Fresh reports of another Nigerian military airstrike killing at least 100 civilians in Zamfara State have once again pushed ordinary Nigerians into the painful position of asking whether surviving bandits now also means surviving the bombs supposedly meant to protect them.
Development Diaries reports that Amnesty International has alleged that the Nigerian air force hit Tumfa market, with many injured persons currently receiving treatment in hospitals around Zurmi and Shinkafi.
The organisation said the strike happened after military jets were seen hovering around the area before returning to bomb the crowded market, while the air force had yet to issue an official statement at the time of reporting.
For many Nigerians, the most frightening part of this tragedy is that the story already sounds familiar. In December 2023, more than 120 civilians were killed in Tudun Biri, Kaduna State, after a military drone strike mistakenly hit a religious gathering during Maulud celebrations.

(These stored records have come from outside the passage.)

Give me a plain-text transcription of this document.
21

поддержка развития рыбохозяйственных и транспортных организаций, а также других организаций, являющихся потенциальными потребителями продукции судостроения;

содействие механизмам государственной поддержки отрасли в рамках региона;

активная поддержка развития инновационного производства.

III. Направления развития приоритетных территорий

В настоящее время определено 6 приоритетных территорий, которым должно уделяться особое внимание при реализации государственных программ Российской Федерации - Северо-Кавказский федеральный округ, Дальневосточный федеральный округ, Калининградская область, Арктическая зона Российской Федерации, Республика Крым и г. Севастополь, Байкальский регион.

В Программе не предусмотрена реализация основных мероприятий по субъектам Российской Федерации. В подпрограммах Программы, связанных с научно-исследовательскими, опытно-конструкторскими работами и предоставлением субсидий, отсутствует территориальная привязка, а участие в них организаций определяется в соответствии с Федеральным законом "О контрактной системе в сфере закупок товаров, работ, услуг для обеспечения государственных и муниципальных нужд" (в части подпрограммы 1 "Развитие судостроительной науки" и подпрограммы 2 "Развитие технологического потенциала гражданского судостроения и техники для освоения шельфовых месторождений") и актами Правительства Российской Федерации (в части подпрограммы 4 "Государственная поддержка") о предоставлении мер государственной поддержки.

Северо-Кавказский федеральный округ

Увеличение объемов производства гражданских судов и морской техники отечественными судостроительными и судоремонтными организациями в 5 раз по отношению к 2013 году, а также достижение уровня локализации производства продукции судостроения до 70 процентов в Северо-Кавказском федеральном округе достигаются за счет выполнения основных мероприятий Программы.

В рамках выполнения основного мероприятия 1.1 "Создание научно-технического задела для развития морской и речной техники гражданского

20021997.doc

Before that incident faded from national memory, reports also emerged in April this year about another deadly strike around the Borno-Yobe axis that allegedly affected civilians gathered at a market.
Human rights organisations and international reports have repeatedly warned that civilian casualties linked to military operations are becoming a dangerous pattern in Nigeria’s security response.
The ordinary citizens paying the price are farmers, traders, market women, transport workers, and children living in communities already devastated by bandit attacks, kidnappings, displacement, and hunger.
In many rural communities across Zamfara, Kaduna, Niger, Sokoto, Borno, and Katsina states, citizens now live under a terrifying reality where survival itself feels like gambling between armed criminal groups and military operations targeting those groups.
This is also why public anger keeps growing each time authorities promise investigations while communities continue burying civilians, with many Nigerians now hearing the phrase ‘mistaken strike’.
Section 14(2)(b) of the 1999 constitution states that the security and welfare of the people shall be the primary purpose of government, with international humanitarian law also placing obligations on governments engaged in armed conflict to distinguish civilians from combatants and to take precautions that minimise civilian casualties.
The silence that often follows these incidents only worsens public distrust. Nigerians deserve transparent information about what happened in Tumfa market, who authorised the operation, what intelligence informed it, and whether civilian protection protocols were followed.
The Nigerian air force cannot continue treating public communication after civilian casualty allegations as though silence itself is a security strategy.
The National Human Rights Commission should immediately push for an independent investigation into the incident alongside credible civil society organisations and publish findings openly.
As for the National Assembly, it should hold public hearings examining repeated civilian casualty incidents linked to air operations and ensure recommendations are implemented.
The presidency must also recognise that compensation, medical support, and justice for affected communities are obligations owed to citizens whose lives were destroyed during state security operations.
So, families who lose loved ones under such circumstances should not be left begging for acknowledgement while national attention moves to the next crisis.
Citizens themselves should now begin demanding publicly released investigation reports after every civilian casualty incident, stronger civilian protection mechanisms in military operations, and clear accountability for negligence where violations occur.
Nigerians should also demand improved intelligence coordination before airstrikes are authorised because the continued normalisation of ‘accidental’ civilian deaths risks turning public safety into a tragic guessing game.
A country cannot successfully claim progress against insecurity while citizens continue dying in markets, worship centres, highways, and villages from both criminal violence and the operations meant to stop it.